Patients may fear that their social role may be changed and that others may not accept them as in the past. One of the first concerns seems to be how to tell others about your surgery, who to tell and when.
- Patients should be prepared to explain their surgery with a few brief statements such as, “An ostomy is a surgical procedure for the diversion of bowel (or bladder).”
- They should understand that they do not have to tell everyone about the surgery. Be selective about who and how much to tell. It may be only to friends who will be supportive throughout the rehabilitation process.
Returning to the work place may present a concern about restroom facilities, interaction with co-workers and feelings of being “watched.”
- Maybe a few of their co-workers may need to know in the event of an emergency.
- Employability and insurability are issues for some individuals. If these issues develop, seek help from healthcare professionals and/or talk with others who have found solutions to any of these issues.
Sexuality issues are common concerns for the new ostomate. Linked closely to our feelings of sexuality is how we think about ourselves and our body image.
- Any sexuality concerns should be discussed between the patient and his partner. It is likely that the partner will have anxieties due to a lack of information. An intimate relationship is one in which it matters how well two people can communicate about the most personal of human functions, that is, bodily elimination and sex.

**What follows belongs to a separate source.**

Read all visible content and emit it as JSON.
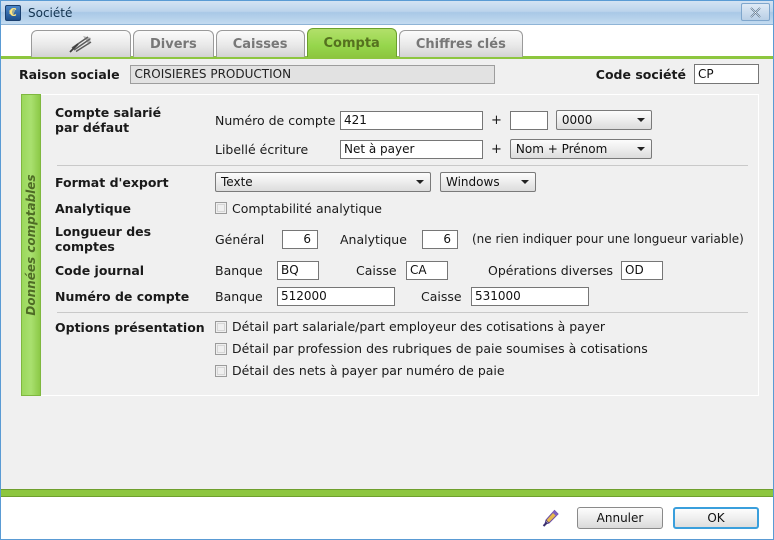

- Ostomy surgery may present more concerns for single individuals. When to tell depends upon the relationships. Brief casual dates may not need to know. If the relationship grows and leads to intimacy, the partner needs to be told about the ostomy prior to a sexual experience.

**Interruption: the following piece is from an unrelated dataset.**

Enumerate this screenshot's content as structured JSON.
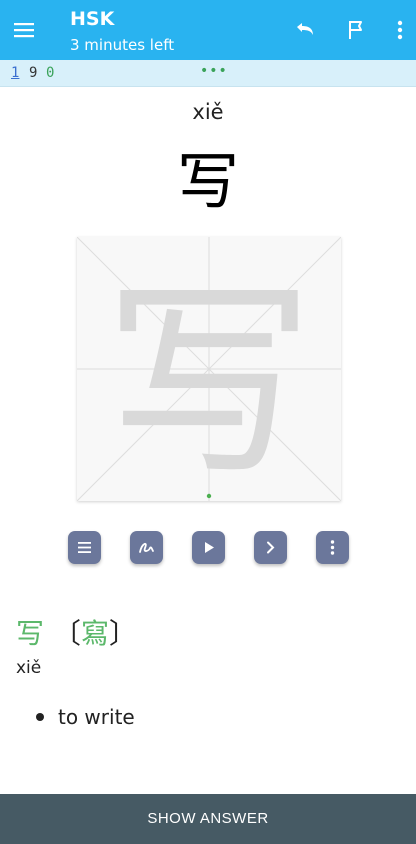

B.) Phases of Psychological Adaptation
Almost every patient goes through four phases of recovery following an accident or illness that results in loss of function of an important part of the body. The patient, along with the family, goes through these phases, varying only in the tine required for each phase. People may experience the various phases of adaptation in a different order and at varying rates. Some people skip certain phases entirely and some may move up and down at different times.
These phases of shock, denial, acknowledgment and resolution.
1. Shock or Panic
Usually occurs immediately after surgery. The patient is unable to process information and may be tearful, anxious and forgetful. This phased may last from days to weeks.

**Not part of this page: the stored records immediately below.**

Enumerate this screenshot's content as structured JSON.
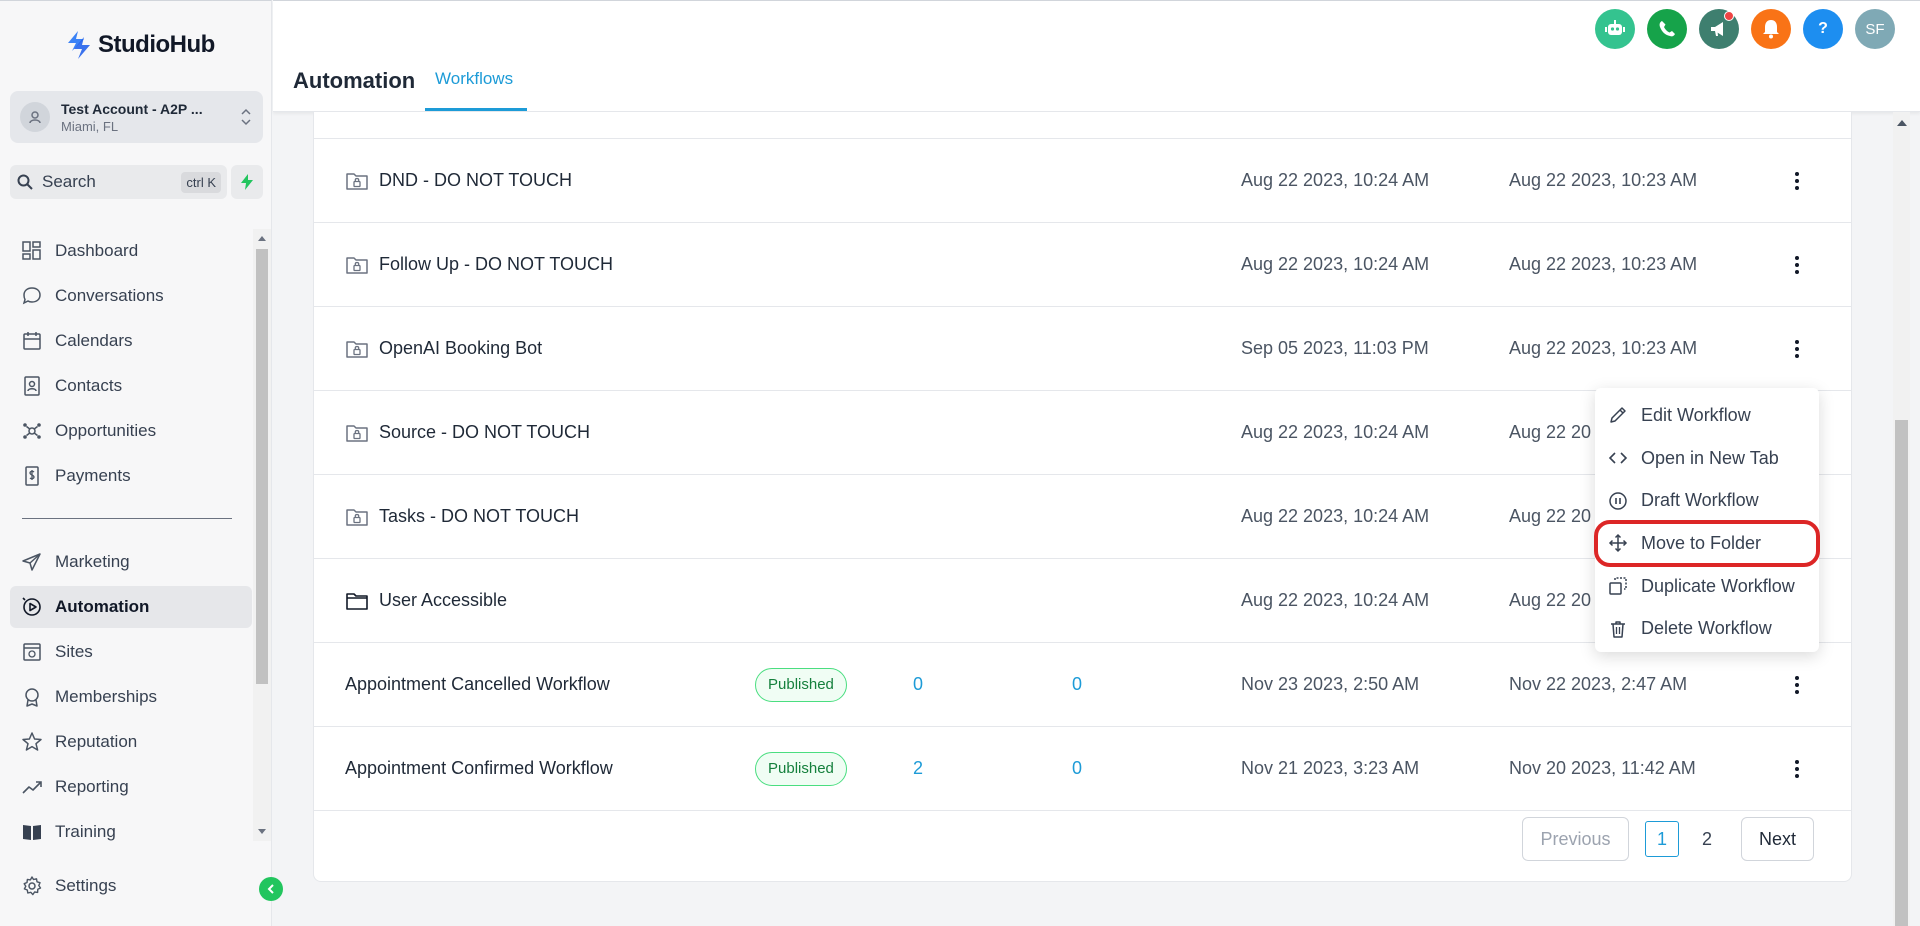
{
  "brand": {
    "name": "StudioHub"
  },
  "account": {
    "name": "Test Account - A2P ...",
    "location": "Miami, FL"
  },
  "search": {
    "label": "Search",
    "shortcut": "ctrl K"
  },
  "sidebar": {
    "items": [
      {
        "label": "Dashboard",
        "icon": "dashboard-icon"
      },
      {
        "label": "Conversations",
        "icon": "chat-icon"
      },
      {
        "label": "Calendars",
        "icon": "calendar-icon"
      },
      {
        "label": "Contacts",
        "icon": "contacts-icon"
      },
      {
        "label": "Opportunities",
        "icon": "opportunities-icon"
      },
      {
        "label": "Payments",
        "icon": "payments-icon"
      },
      {
        "label": "Marketing",
        "icon": "send-icon"
      },
      {
        "label": "Automation",
        "icon": "automation-icon",
        "active": true
      },
      {
        "label": "Sites",
        "icon": "sites-icon"
      },
      {
        "label": "Memberships",
        "icon": "memberships-icon"
      },
      {
        "label": "Reputation",
        "icon": "star-icon"
      },
      {
        "label": "Reporting",
        "icon": "chart-icon"
      },
      {
        "label": "Training",
        "icon": "book-icon"
      },
      {
        "label": "Settings",
        "icon": "gear-icon"
      }
    ]
  },
  "header": {
    "title": "Automation",
    "tabs": [
      {
        "label": "Workflows",
        "active": true
      }
    ],
    "avatar_initials": "SF",
    "help_label": "?"
  },
  "table": {
    "rows": [
      {
        "name": "DND - DO NOT TOUCH",
        "type": "locked-folder",
        "date1": "Aug 22 2023, 10:24 AM",
        "date2": "Aug 22 2023, 10:23 AM"
      },
      {
        "name": "Follow Up - DO NOT TOUCH",
        "type": "locked-folder",
        "date1": "Aug 22 2023, 10:24 AM",
        "date2": "Aug 22 2023, 10:23 AM"
      },
      {
        "name": "OpenAI Booking Bot",
        "type": "locked-folder",
        "date1": "Sep 05 2023, 11:03 PM",
        "date2": "Aug 22 2023, 10:23 AM"
      },
      {
        "name": "Source - DO NOT TOUCH",
        "type": "locked-folder",
        "date1": "Aug 22 2023, 10:24 AM",
        "date2": "Aug 22 20"
      },
      {
        "name": "Tasks - DO NOT TOUCH",
        "type": "locked-folder",
        "date1": "Aug 22 2023, 10:24 AM",
        "date2": "Aug 22 20"
      },
      {
        "name": "User Accessible",
        "type": "folder",
        "date1": "Aug 22 2023, 10:24 AM",
        "date2": "Aug 22 20"
      },
      {
        "name": "Appointment Cancelled Workflow",
        "type": "workflow",
        "status": "Published",
        "enrolled": "0",
        "completed": "0",
        "date1": "Nov 23 2023, 2:50 AM",
        "date2": "Nov 22 2023, 2:47 AM"
      },
      {
        "name": "Appointment Confirmed Workflow",
        "type": "workflow",
        "status": "Published",
        "enrolled": "2",
        "completed": "0",
        "date1": "Nov 21 2023, 3:23 AM",
        "date2": "Nov 20 2023, 11:42 AM"
      }
    ]
  },
  "pagination": {
    "previous": "Previous",
    "pages": [
      "1",
      "2"
    ],
    "current": "1",
    "next": "Next"
  },
  "context_menu": {
    "items": [
      {
        "label": "Edit Workflow",
        "icon": "pencil-icon"
      },
      {
        "label": "Open in New Tab",
        "icon": "code-icon"
      },
      {
        "label": "Draft Workflow",
        "icon": "pause-icon"
      },
      {
        "label": "Move to Folder",
        "icon": "move-icon",
        "highlighted": true
      },
      {
        "label": "Duplicate Workflow",
        "icon": "duplicate-icon"
      },
      {
        "label": "Delete Workflow",
        "icon": "trash-icon"
      }
    ]
  },
  "colors": {
    "accent": "#1d9bd7",
    "published": "#15803d",
    "highlight": "#dc2626"
  }
}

This phase may last for weeks or months and delays the adaptation process. During this phase, the individual denies or minimizes the significance of the event and defends himself against the implications of the crisis. You may note the avoiding of reality and “wishful” thinking.
As the patient moves to the next stop of acknowledgment, he begins to face the reality of the situation. As you give up the existing old structure, you may enter into a period, at least temporarily, of depression, of apathy, of agitation, of bitterness, and of high anxiety.
During this phase, the acute grief begins to subside. The patient copes with their situation in a constructive manner and begins to establish new structures. They develop a new sense of worth. This phase may take one to two years.
With the aid of an ostomy nurse and the ostomy visitor, you learn about living with a stoma.